My wonderful husband is hyper organized. For every trip he creates a folder with every conceivable piece of necessary information inside: tickets, itineraries, lists of what to pack, lists of medications, lists of lists…you get the point.
I, on the other hand, tend to be a fly by the seat of your pants kind of gal. Hence, the fact that I have no pictures of my favorite adventures, because I forgot to pack the camera. On the bright side, my lack of planning ability has, so far, saved me from showing up on AFV, so I guess I’m doing ok. There is one area, however, where organization has become key: writing.
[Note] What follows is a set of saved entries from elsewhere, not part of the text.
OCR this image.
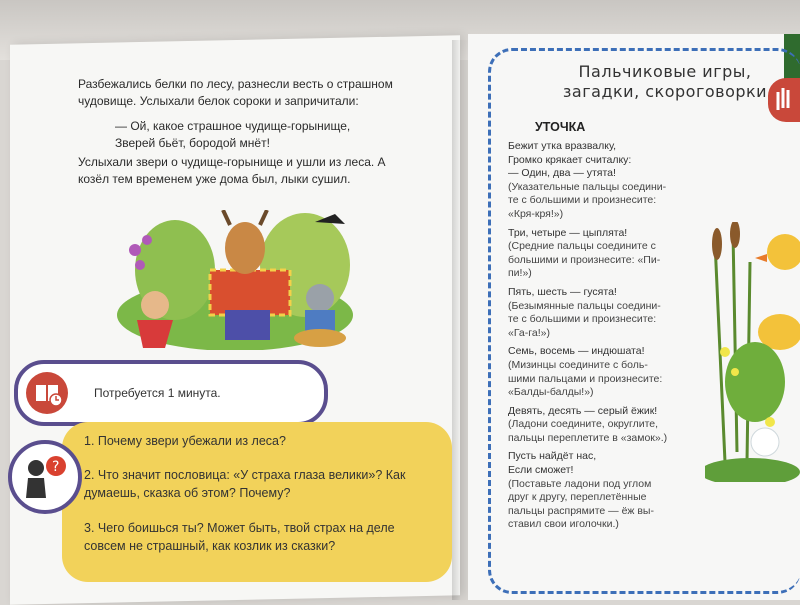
Разбежались белки по лесу, разнесли весть о страшном чудовище. Услыхали белок сороки и запричитали:
— Ой, какое страшное чудище-горынище,
Зверей бьёт, бородой мнёт!
Услыхали звери о чудище-горынище и ушли из леса. А козёл тем временем уже дома был, лыки сушил.
Потребуется 1 минута.
?
1. Почему звери убежали из леса?
2. Что значит пословица: «У страха глаза велики»? Как думаешь, сказка об этом? Почему?
3. Чего боишься ты? Может быть, твой страх на деле совсем не страшный, как козлик из сказки?
Пальчиковые игры,
загадки, скороговорки
УТОЧКА
Бежит утка вразвалку,
Громко крякает считалку:
— Один, два — утята!
(Указательные пальцы соедини-
те с большими и произнесите:
«Кря-кря!»)
Три, четыре — цыплята!
(Средние пальцы соедините с
большими и произнесите: «Пи-
пи!»)
Пять, шесть — гусята!
(Безымянные пальцы соедини-
те с большими и произнесите:
«Га-га!»)
Семь, восемь — индюшата!
(Мизинцы соедините с боль-
шими пальцами и произнесите:
«Балды-балды!»)
Девять, десять — серый ёжик!
(Ладони соедините, округлите,
пальцы переплетите в «замок».)
Пусть найдёт нас,
Если сможет!
(Поставьте ладони под углом
друг к другу, переплетённые
пальцы распрямите — ёж вы-
ставил свои иголочки.)
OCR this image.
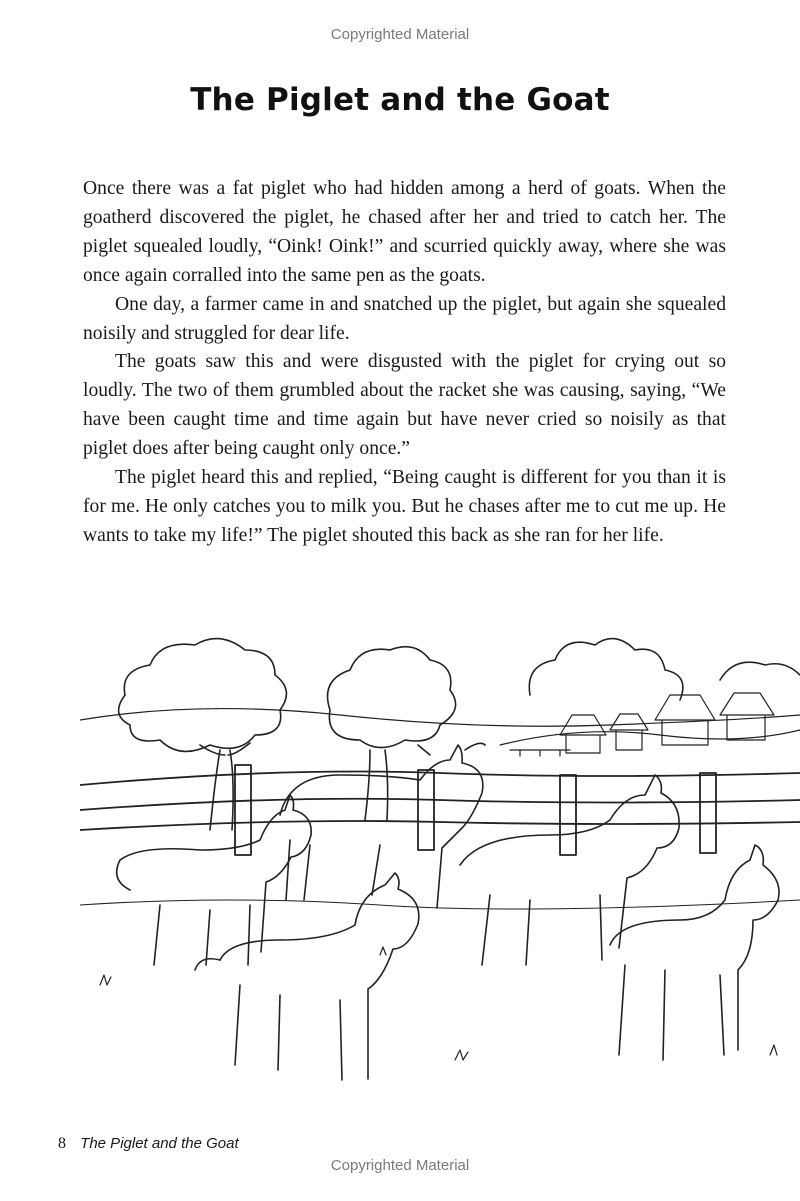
Copyrighted Material
The Piglet and the Goat

Once there was a fat piglet who had hidden among a herd of goats. When the goatherd discovered the piglet, he chased after her and tried to catch her. The piglet squealed loudly, “Oink! Oink!” and scurried quickly away, where she was once again corralled into the same pen as the goats.

One day, a farmer came in and snatched up the piglet, but again she squealed noisily and struggled for dear life.

The goats saw this and were disgusted with the piglet for crying out so loudly. The two of them grumbled about the racket she was causing, saying, “We have been caught time and time again but have never cried so noisily as that piglet does after being caught only once.”

The piglet heard this and replied, “Being caught is different for you than it is for me. He only catches you to milk you. But he chases after me to cut me up. He wants to take my life!” The piglet shouted this back as she ran for her life.

8 The Piglet and the Goat
Copyrighted Material
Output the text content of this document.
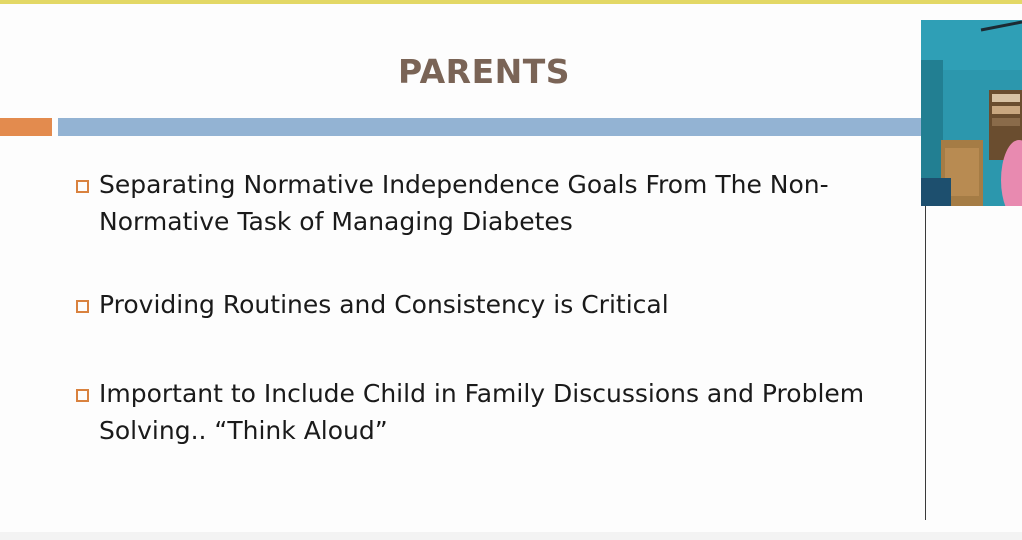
PARENTS
Separating Normative Independence Goals From The Non-Normative Task of Managing Diabetes
Providing Routines and Consistency is Critical
Important to Include Child in Family Discussions and Problem Solving.. “Think Aloud”
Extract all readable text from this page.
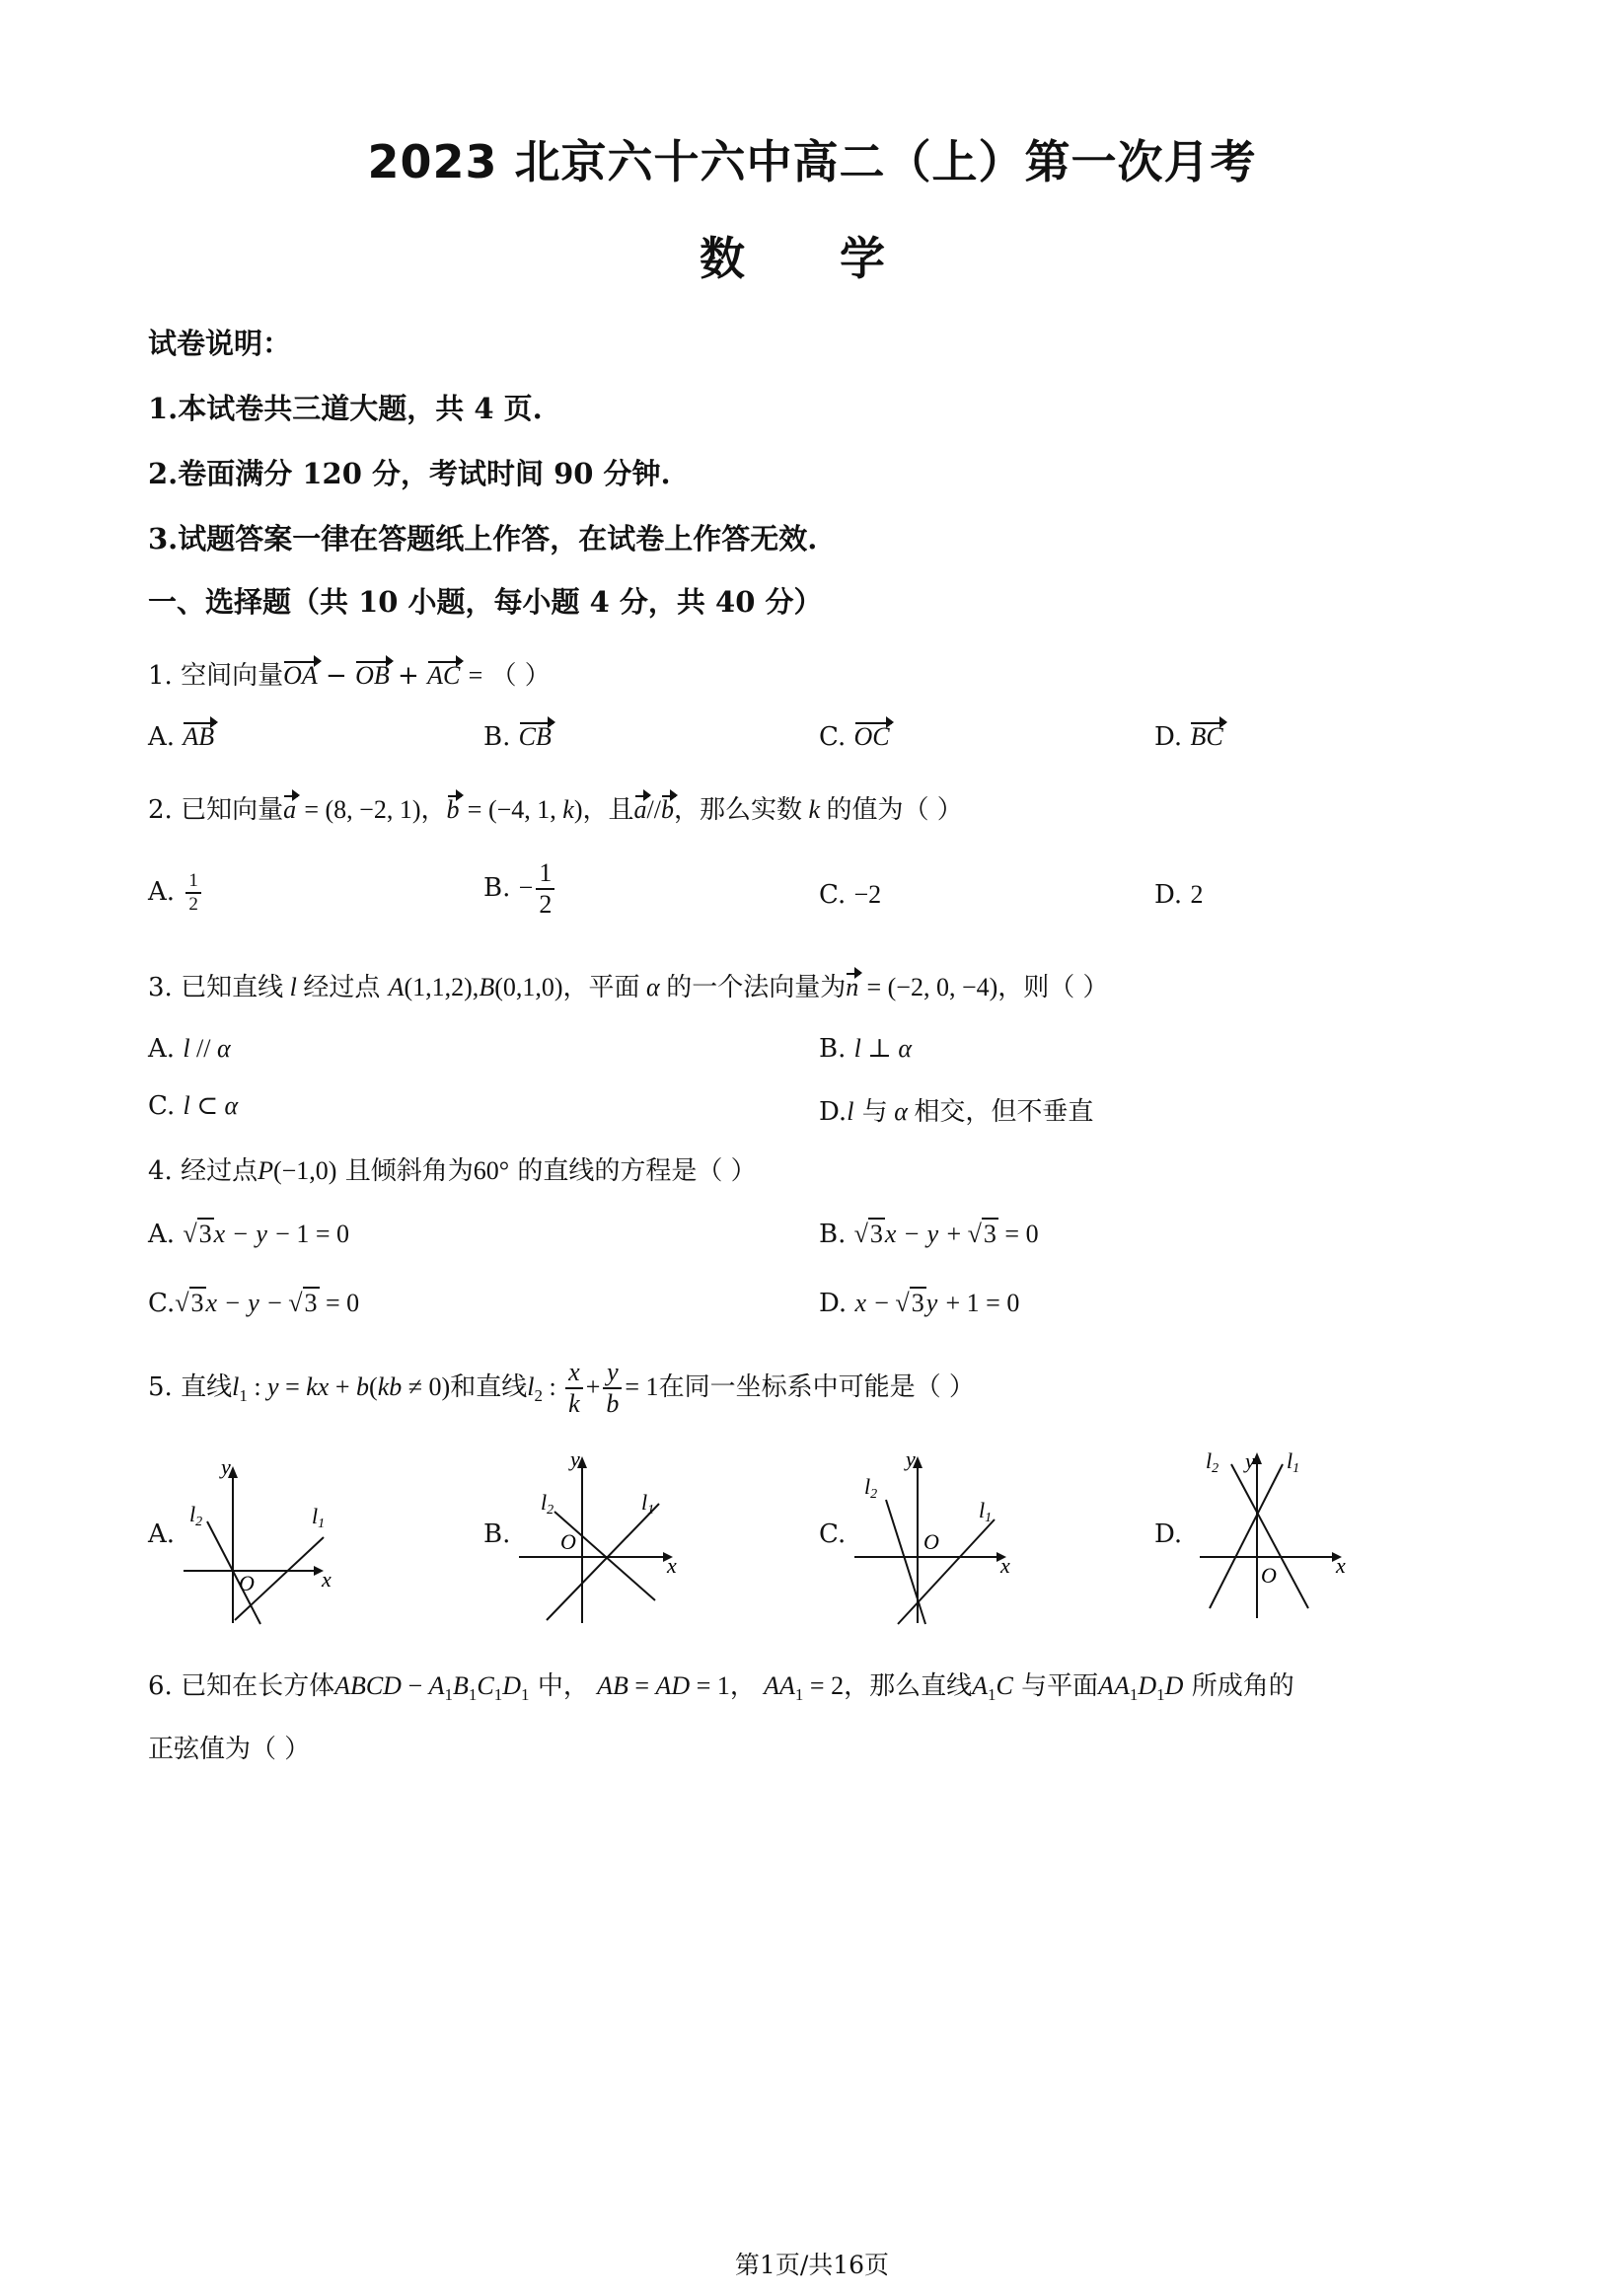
2023 北京六十六中高二（上）第一次月考
数 学
试卷说明：
1.本试卷共三道大题，共 4 页.
2.卷面满分 120 分，考试时间 90 分钟.
3.试题答案一律在答题纸上作答，在试卷上作答无效.
一、选择题（共 10 小题，每小题 4 分，共 40 分）
1. 空间向量OA − OB + AC = （ ）
A. AB	B. CB	C. OC	D. BC
2. 已知向量a = (8, −2, 1)，b = (−4, 1, k)，且a//b，那么实数 k 的值为（ ）
A. $\frac{1}{2}$	B. − $\frac{1}{2}$	C. −2	D. 2
3. 已知直线 l 经过点 A(1,1,2),B(0,1,0)，平面 α 的一个法向量为n = (−2, 0, −4)，则（ ）
A. l // α	B. l ⊥ α
C. l ⊂ α	D.l 与 α 相交，但不垂直
4. 经过点P(−1,0) 且倾斜角为60° 的直线的方程是（ ）
A. √3x − y − 1 = 0	B. √3x − y + √3 = 0
C.√3x − y − √3 = 0	D. x − √3y + 1 = 0
5. 直线$l_1$ : y = kx + b(kb ≠ 0)和直线$l_2$ : $\frac{x}{k} + \frac{y}{b} = 1$在同一坐标系中可能是（ ）
A.
y
x
O
l2	l1	B.
y
x
O
l2	l1
C.
y
x
O
l2
l1
D.
y
x
O
l2	l1
6. 已知在长方体ABCD − $A_1B_1C_1D_1$ 中， AB = AD = 1， $AA_1 = 2$，那么直线$A_1C$ 与平面$AA_1D_1D$ 所成角的
正弦值为（ ）
第1页/共16页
For anything longer than a short story or flash fiction piece (say, isn’t someone running a contest with 500 word limit? (My Take, June 11, 2012)), most authors need some sort of organizational strategy.
Programs like OneNote™ and Scribner™ allow you to create a file for each project with separate areas for characters, plot ideas, research, timelines, etc. All your information is kept organized, available at the click of a mouse. For me, this means I never feel the need to strangle my web-browser because it has neglected to cache a particularly useful web page. It also helps me remember what color a character’s eyes are, not to mention the technical term for flight feathers.
Other authors I’ve talked to use hard files with hand or type-written notes. Each category has its own folder. This type of system is a bit bulky for me, but those who use it never have to worry about a system crash destroying months of work either.
It doesn’t matter what system you use, really, but writing a novel is an extensive, intensive process. For some manuscripts, the time spent researching rivals the time spent writing. Without an organizational method, you may find yourself at 2:00 am hunting for (and cursing) the elusive detail that makes the final denouement possible. The best books involve an enormous number of details which are easily forgotten or misremembered, even by the author. And it would be really sad if your heroine had to undergo radical eye surgery half way through the story to change her brown eyes to blue. Or something.